Wie kann ein fast 400 Millionen US-Dollar teures Projekt so drastisch und nachhaltig versagen? Diese Frage und das zweifelhafte Ergebnis haben auch die Republikaner auf den Plan gerufen. Sie luden die verantwortliche Gesundheitsministerin Kathleen Sebelius vor einem Ausschuss des Repräsentantenhauses. "Wir waren bestrebt die Webseite funktionstüchtig freizuschalten, was wir eindeutig nicht geschafft haben", gab Sibelius zu. Man hätte schlicht kein adäquates "end-to-end testing" durchgeführt.

Das Prestigeobjekt sollte nach all dem Hin-und-her über den Shutdown offenbar endlich und pünktlich an den Start gehen. Sebelius zeigte sich reumütig: "Ich bin verantwortlich für das Debakel.
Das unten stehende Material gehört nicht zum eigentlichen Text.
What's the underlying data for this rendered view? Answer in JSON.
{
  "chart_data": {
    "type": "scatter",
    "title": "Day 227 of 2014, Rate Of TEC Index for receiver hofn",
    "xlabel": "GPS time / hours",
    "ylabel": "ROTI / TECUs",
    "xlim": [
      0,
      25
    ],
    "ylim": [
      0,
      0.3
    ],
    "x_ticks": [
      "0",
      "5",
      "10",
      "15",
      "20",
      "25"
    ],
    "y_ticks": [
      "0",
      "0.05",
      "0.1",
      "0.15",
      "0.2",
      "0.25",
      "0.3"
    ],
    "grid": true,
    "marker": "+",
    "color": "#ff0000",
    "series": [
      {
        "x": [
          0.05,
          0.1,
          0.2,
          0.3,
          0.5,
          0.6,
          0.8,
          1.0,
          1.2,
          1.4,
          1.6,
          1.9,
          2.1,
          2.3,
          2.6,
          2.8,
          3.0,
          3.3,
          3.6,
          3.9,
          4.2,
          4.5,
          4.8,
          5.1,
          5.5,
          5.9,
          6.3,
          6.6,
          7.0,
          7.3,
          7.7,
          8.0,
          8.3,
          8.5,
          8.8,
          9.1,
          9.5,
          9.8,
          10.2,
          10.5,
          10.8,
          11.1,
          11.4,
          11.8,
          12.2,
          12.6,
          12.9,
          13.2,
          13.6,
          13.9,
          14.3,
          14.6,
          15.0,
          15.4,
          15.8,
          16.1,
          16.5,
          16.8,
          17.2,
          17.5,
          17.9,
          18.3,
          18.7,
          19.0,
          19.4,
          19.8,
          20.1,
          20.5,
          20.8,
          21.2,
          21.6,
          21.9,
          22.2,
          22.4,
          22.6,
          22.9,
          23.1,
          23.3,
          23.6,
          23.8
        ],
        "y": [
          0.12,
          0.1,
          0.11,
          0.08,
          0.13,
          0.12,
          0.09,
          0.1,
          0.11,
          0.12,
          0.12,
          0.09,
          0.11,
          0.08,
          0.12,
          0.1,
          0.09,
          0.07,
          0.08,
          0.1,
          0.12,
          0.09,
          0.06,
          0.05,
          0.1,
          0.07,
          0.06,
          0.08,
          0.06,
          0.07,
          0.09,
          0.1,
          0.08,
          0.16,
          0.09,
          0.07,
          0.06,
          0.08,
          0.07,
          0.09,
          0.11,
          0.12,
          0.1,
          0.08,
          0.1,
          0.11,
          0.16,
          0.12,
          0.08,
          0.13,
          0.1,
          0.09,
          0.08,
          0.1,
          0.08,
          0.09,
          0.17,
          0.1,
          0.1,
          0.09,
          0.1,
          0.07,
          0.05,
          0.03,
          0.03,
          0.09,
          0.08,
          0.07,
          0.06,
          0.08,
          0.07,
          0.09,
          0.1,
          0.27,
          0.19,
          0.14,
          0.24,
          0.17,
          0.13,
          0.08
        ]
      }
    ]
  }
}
Let me say to the American people: I apologize." Zurückgetreten (worden) ist sie bisher noch nicht, einzig ihr leitender Beamter, Tony Trenkle, verantwortlich für Technologie im Gesundheitsministerium, verlässt die Behörde zum 15 November - für einen Job im Privatsektor. Nicht klar ist, ob er als Reaktion auf das Debakel der Webseite abdankte. Er ist die erste Person, die seit Anfang der Pannenserie ihren Posten verlässt.

Keine Koordination, keine Zeit für Tests, keine funktionierende Webseite

Während der Unterhaus-Anhörung stellte Sebelius in Frage, ob der Auftragnehmer für das Entwickeln der Webseite, CGI Federal, den gesamten Lohn von 197 Millionen US-Dollar wegen der problematischen Einführung ausgezahlt bekommen würde. Man bezahle nicht für etwas, das nicht fertig ist, sagte sie. CGI derweil behauptete in der selben Anhörung, dass man durchaus gerne "Monate" mehr Zeit gehabt hätte, um die Seite zu testen, aber dass die verantwortliche Unterbehörde des Gesundheitsministeriums, die Centers for Medicare and Medicaid Services, sich dafür entschied, erst zwei Wochen vor dem geplanten Launch Tests durchzuführen. Dokumente bestätigen, dass CGI vorweg Sorgen bekundete über eine unzureichende Testphase.

Während die Suche nach Schuldigen und Verantwortlichen auch die kommenden Wochen dominieren wird, kommt das US-Magazin Slate einer Antwort auf die Frage, wie es zu diesen Fiasko kommen konnte, wohl am nächsten: Die Webseite healthcare.gov wurden von zwei verschiedenen Unternehmen zusammengebaut: Verantwortlich für das Back-End war CGI-Federal, für das Front-End die Firma Development Seed. Der fundamentale Fehler, so vermutet Slate, ist, dass jeder für sich allein an Teilen eines komplexen Webprojekts baute und zwischen diesen beiden Auftragnehmern eine Koordination offenbar nicht vorhanden war. Rechnet man dazu den knappen Zeitrahmen hat man ein dilettantisches Großprojekt und einen Sumpf für Steuergelder. Hört sich nach einem zweiten Hauptstadtflughafen an.